WS: That was my thinking. I mean how can you today evoke this kind of emotions and I mean because to experience something sublime is something you are awe struck with, and today you are not awe struck any more. We live in a saturated media landscape and things go faster and the very nature of technology is to make things faster, run faster, faster processors, faster resources – and I needed some kind of antidote to that for myself to step back, slow down and you know, take stock of where we are and who I am with my own life and with my own development - artistic and aesthetic development. So for me slowing down was the way to go, and kind of create an immersive aesthetic experience for myself, and people are willing to engage in this kind of thing still.

YT: Your work can be a little bit of a challenge to people in contemporary high-tech circumstances, like we are so accustomed to fast moving, changing and everybody ….

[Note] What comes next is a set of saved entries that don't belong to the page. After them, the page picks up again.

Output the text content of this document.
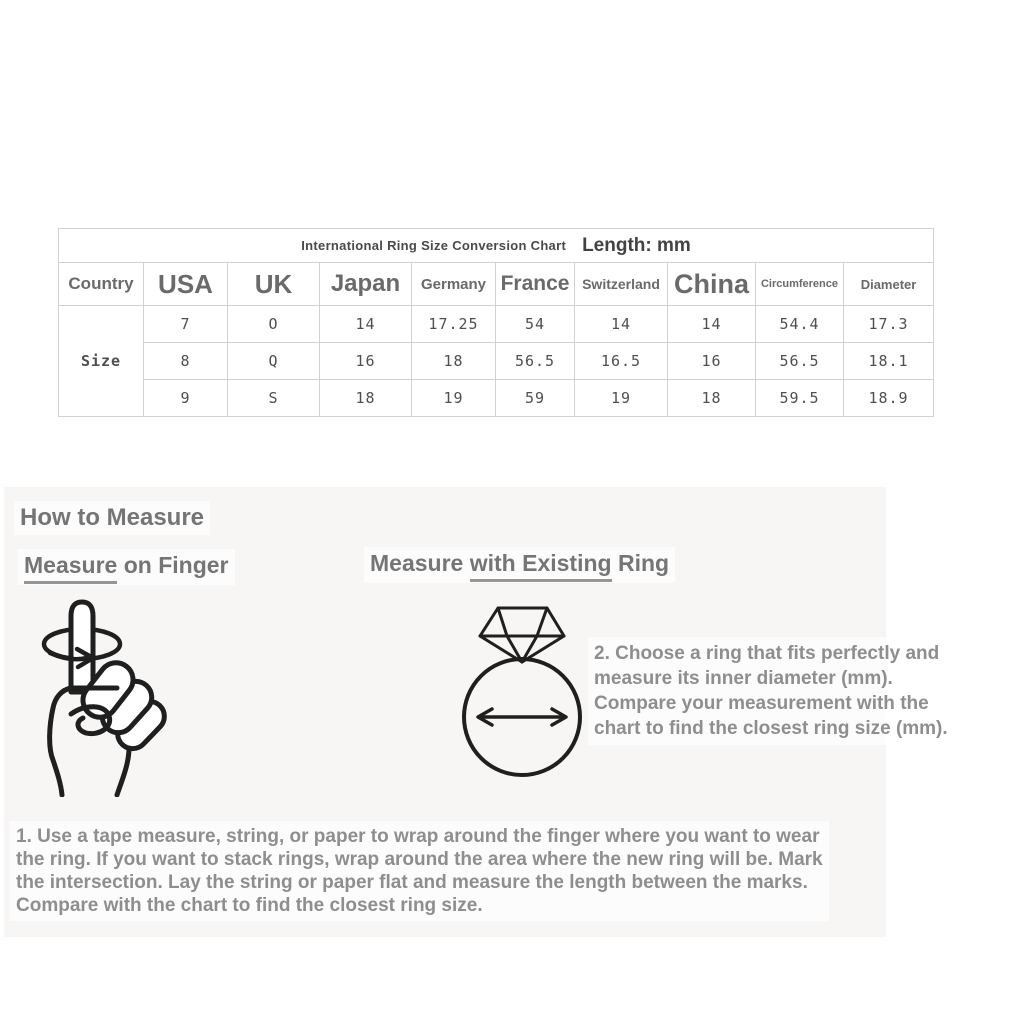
International Ring Size Conversion Chart Length: mm									

Country	USA	UK	Japan	Germany	France	Switzerland	China	Circumference	Diameter
Size	7	O	14	17.25	54	14	14	54.4	17.3
	8	Q	16	18	56.5	16.5	16	56.5	18.1
	9	S	18	19	59	19	18	59.5	18.9
How to Measure
Measure on Finger	Measure with Existing Ring
2. Choose a ring that fits perfectly and
measure its inner diameter (mm).
Compare your measurement with the
chart to find the closest ring size (mm).
1. Use a tape measure, string, or paper to wrap around the finger where you want to wear
the ring. If you want to stack rings, wrap around the area where the new ring will be. Mark
the intersection. Lay the string or paper flat and measure the length between the marks.
Compare with the chart to find the closest ring size.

WS: - It’s terribly boring! (everybody laughs) And I kind of – I like that because I am really interested in what happens when nothing happens. To get in a state of mind where the littlest thing – a change in the clouds, or in the light or – you register and you become aware that there is something there and it’s a different awareness and being just following things constantly. You know, it’s a different gaze. There is a different way of looking at things. It’s almost like looking at them until they look back at you and -

YT: - it’s actually as if you are in nature and then sort of lying down..

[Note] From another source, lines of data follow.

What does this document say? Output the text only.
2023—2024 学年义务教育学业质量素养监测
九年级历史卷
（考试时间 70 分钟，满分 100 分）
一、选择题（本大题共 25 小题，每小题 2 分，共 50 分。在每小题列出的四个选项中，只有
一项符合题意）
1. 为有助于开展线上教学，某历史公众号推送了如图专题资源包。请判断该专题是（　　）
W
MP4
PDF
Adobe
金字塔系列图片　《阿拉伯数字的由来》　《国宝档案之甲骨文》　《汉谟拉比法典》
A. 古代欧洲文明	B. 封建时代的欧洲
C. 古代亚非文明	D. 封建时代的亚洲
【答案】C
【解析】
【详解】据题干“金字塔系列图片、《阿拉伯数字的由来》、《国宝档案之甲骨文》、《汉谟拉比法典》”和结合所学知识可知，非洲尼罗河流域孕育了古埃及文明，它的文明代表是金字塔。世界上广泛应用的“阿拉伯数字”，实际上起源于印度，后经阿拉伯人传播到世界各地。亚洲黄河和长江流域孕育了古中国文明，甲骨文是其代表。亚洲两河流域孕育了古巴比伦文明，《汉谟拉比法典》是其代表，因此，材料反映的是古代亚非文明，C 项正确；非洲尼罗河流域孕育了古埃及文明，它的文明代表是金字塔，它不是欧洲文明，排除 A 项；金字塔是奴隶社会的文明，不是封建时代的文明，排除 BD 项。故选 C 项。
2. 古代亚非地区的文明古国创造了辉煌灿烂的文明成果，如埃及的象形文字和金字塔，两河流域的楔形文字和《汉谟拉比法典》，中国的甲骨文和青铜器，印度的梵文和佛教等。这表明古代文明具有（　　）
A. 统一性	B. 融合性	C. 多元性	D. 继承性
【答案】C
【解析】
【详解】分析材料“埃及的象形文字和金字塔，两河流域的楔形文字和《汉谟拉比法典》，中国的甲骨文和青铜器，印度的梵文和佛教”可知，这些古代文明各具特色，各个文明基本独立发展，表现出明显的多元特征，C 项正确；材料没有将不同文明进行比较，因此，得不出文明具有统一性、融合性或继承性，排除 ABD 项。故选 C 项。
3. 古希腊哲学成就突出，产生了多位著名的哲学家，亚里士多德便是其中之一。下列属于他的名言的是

WS: And the interesting thing is, and I had originally a discussion with another artist about that – Lothar Baumgarten – in a way it’s easier to bring this about through mediation. He was working with audio recordings and he gave me some audio recordings he did on an Island. Just nature and animals. And it was such high fidelity. And you listened it through the speakers, and if you would walk on that island you would probably not listen that carefully.

YT: (Laughs) Yeah.

WS: And it works on a similar way, so I am trying to do it in really high quality now. In high definition to make it as realistic as possible. Because the more realistic the better the picture looks and I try to see if that brings about this kind of change in perception that when you finally walk out of the Gallery that -

YT: You actually see more -

WS: You see again.

AH: Well that was fantastic. Unfortunately we are going to have to stop it there, but thanks very much Wolfgang, that was very interesting and Yuu as well.